DESCRIPTION (provided by applicant): Cortical GABAergic interneurons (INs) play critical roles in controlling normal patterns of brain activity and are implicated in the pathophysiology of neuropsychiatric disease. While many INs target pyramidal neuron (PN) somata, where they regulate the magnitude and timing of spike output, the majority of GABAergic synapses are formed onto PN dendrites, where their role in cellular function is less well understood. Dendrite-targeting interneurons that express the peptide somatostatin (SOM-INs) are hypothesized to provide negative feedback to distal PN dendrites that scales with local network activity. However, technical limitations to selectively controlling the output of these neurons while simultaneously measuring dendritic activity with high spatial resolution have prevented a clear elaboration of SOM-IN function. Our long-term goal is to understand how distinct pools of GABAergic INs contribute to cellular and circuit regulation in the prefrontal cortex (PFC), a brain region associated with higher cognitive processes that may be disrupted in illnesses such as schizophrenia. In this proposal, our primary objective is to identify how SOM-INs regulate calcium (Ca) signaling in the dendrites of PFC PNs. We also focus on understanding how dendritic inhibition is shaped by the intrinsic voltage-gated properties of PN dendrites and the neuromodulator dopamine. Our central hypothesis is that GABAergic inhibition is both heterogeneous and compartmentalized in PN dendrites. We expect that this compartmentalization is dependent on many factors, including the spatiotemporal pattern of inhibitory synaptic activation and the electrical properties of dendritic structures such as spines Guided by strong preliminary data, we will examine this central hypothesis in three specific aims: 1) Determine the role of GABAergic inhibition in shaping dendritic Ca signaling. 2) Identify the voltage-gated dendritic conductances that contribute to inhibitory synaptic integration. 3) Determine the actions of dopamine on dendritic inhibition and Ca signaling. The data generated by these experiments will generate new insights into the contribution of GABAergic transmission to both neuronal cell biology and the function of cortical circuits. We expect our results will als highlight new avenues into the investigation of the pathophysiology underlying neuropsychiatric disorders resulting from perturbation of both GABAergic and dopaminergic signaling.

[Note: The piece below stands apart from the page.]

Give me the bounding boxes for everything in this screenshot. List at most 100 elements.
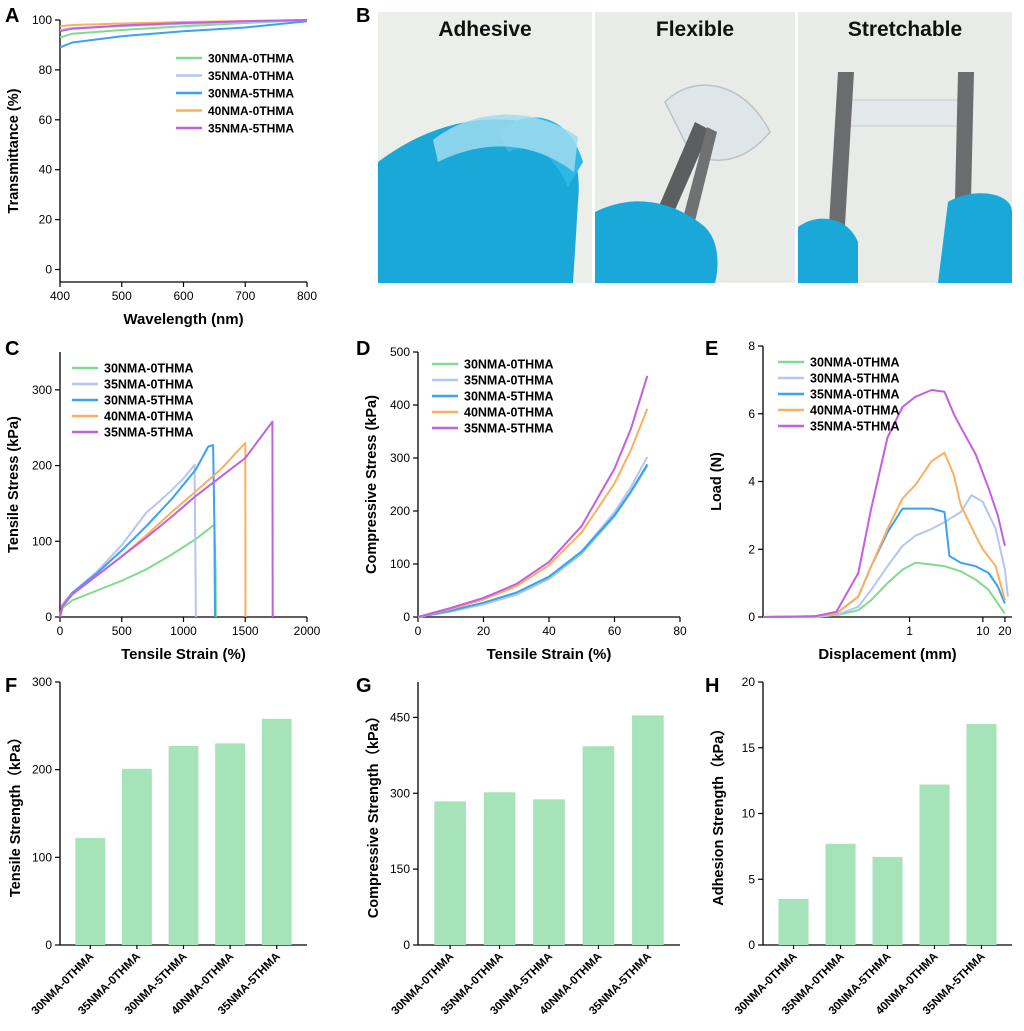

描述（由申请人提供）：皮质GABA能中间神经元（IN）在控制大脑活动的正常模式中起关键作用，并涉及脑缺血的病理生理学。 神经精神疾病虽然许多IN靶向锥体神经元（PN）胞体，在那里它们调节尖峰输出的幅度和定时，但大多数GABA能突触形成于PN树突上，其中它们在细胞功能中的作用尚不清楚。树突靶向的中间神经元，表达肽生长抑素（SOM-IN）被假设为提供负反馈的远端PN树突，规模与本地网络的活动。然而，技术限制，选择性地控制这些神经元的输出，同时测量树突状细胞的活动与高空间分辨率，阻止了一个清晰的阐述SOM-IN功能。我们的长期目标是了解不同的GABA能IN池如何促进前额叶皮层（PFC）的细胞和回路调节， 与高级认知过程有关的区域，可能在精神分裂症等疾病中被破坏。在这个提议中，我们的主要目标是确定SOM-INs如何调节PFC PN树突中的钙（Ca）信号。我们还专注于了解树突抑制是如何形成的PN树突和神经调质多巴胺的内在电压门控特性。我们的中心假设是，GABA能抑制是异质性和分隔在PN树突。我们预期这种区室化依赖于许多因素，包括抑制性突触激活的时空模式和树突结构（如棘）的电特性。在强有力的初步数据的指导下，我们将从三个具体目标来检验这一中心假设：1）确定GABA能抑制在塑造树突Ca信号传导中的作用。2)确定电压门控树突电导有助于抑制性突触整合。3)确定多巴胺对树突抑制和Ca信号传导的作用。这些实验产生的数据将产生新的见解GABA能传输的神经元细胞生物学和皮层电路的功能的贡献。我们希望我们的研究结果也能为GABA能和多巴胺能信号紊乱引起的神经精神疾病的病理生理学研究提供新的途径。